Ads were published in Italian newspapers by a radical Italian Muslim group.

Jewish leaders in Italy on Thursday condemned recent newspaper advertisements likening Israel's military offensive against Hizbullah operatives in Lebanon to Nazi massacres and fascism. In a statement issued at the end of a meeting with Interior Minister Giuliano Amato, the Committee Against Discrimination and Anti-Semitism said the ads also generated intolerance and hostility toward the Jewish community at a delicate time. The committee deems "the statements printed in national and international newspapers comparing Israel to Nazism and fascism to be inadmissible and distorting," the group said in a statement released by the Interior Ministry. The ads "violated a founding sentiment of Italian and European democracy, meaning abhorrence for the Holocaust as a planned and lucidly executed extermination of anyone of Hebrew religion, and as such incomparable to any other event of our time," the statement continued.
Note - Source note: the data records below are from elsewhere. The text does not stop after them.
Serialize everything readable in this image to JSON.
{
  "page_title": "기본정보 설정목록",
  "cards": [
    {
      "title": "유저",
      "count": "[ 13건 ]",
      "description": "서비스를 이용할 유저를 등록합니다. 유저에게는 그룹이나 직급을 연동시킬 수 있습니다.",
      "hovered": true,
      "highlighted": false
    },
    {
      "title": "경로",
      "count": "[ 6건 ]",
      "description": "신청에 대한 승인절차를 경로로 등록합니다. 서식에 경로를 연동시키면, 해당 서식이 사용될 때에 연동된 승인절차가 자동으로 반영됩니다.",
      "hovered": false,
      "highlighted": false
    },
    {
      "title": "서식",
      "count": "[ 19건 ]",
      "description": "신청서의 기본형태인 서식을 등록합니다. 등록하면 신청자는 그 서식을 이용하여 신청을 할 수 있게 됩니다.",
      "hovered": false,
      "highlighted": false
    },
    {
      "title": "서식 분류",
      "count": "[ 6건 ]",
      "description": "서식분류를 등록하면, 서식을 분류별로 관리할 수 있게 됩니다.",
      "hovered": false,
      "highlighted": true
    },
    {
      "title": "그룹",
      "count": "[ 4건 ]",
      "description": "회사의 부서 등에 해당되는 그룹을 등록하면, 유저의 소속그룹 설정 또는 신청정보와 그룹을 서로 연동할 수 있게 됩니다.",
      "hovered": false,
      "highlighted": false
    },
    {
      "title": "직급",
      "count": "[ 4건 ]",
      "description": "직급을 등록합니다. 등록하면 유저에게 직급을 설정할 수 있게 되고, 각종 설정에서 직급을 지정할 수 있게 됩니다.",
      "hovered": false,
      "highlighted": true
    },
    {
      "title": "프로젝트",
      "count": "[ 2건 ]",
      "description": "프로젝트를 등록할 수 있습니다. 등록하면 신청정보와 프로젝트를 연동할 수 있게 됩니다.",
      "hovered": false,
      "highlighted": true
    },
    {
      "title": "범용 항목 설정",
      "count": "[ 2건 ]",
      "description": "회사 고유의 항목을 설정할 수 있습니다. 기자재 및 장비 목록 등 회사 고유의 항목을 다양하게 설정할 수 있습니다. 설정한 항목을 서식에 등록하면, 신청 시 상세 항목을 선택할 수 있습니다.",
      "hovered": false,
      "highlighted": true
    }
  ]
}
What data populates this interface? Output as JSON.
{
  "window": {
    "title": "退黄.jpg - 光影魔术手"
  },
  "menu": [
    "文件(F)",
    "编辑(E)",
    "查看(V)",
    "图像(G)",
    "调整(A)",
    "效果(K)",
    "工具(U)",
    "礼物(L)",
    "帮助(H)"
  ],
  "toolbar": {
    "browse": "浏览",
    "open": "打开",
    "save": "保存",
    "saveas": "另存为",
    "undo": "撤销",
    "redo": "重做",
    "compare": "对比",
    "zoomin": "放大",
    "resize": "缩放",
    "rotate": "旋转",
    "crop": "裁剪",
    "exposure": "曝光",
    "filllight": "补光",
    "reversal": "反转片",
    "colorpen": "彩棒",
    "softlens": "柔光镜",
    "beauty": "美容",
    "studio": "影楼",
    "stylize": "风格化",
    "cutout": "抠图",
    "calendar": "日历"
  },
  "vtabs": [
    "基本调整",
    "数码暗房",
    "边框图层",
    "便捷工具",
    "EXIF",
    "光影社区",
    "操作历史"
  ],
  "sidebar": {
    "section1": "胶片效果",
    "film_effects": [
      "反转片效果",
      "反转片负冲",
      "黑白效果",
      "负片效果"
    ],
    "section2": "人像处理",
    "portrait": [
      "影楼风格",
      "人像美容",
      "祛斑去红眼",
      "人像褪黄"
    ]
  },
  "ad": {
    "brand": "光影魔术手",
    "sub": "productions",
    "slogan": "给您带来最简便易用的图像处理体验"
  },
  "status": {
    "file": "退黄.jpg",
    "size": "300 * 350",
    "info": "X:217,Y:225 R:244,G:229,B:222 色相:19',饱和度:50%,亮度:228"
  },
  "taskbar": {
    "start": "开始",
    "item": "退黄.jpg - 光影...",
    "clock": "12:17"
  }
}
At issue are ads published Saturday in some Italian newspapers by the Union of Islamic Communities, an Italian Muslim group with a reputation for radicalism. The advertisements, which appeared in newspapers including Il Giorno, a small Milan daily, likened Israeli actions in the Gaza Strip and in Lebanon to massacres carried out in Italy by German occupiers during World War II. The ads prompted Amato to call Thursday's meeting with the Committee Against Discrimination, as well as another one Monday of a council on Islam relations. The statement's mention of international newspapers was an apparent reference to a full-page ad Wednesday in the International Herald Tribune, in which a Kuwaiti contracting company criticized US support for Israel in the war with Hizbullah and implied that Israelis were fascists.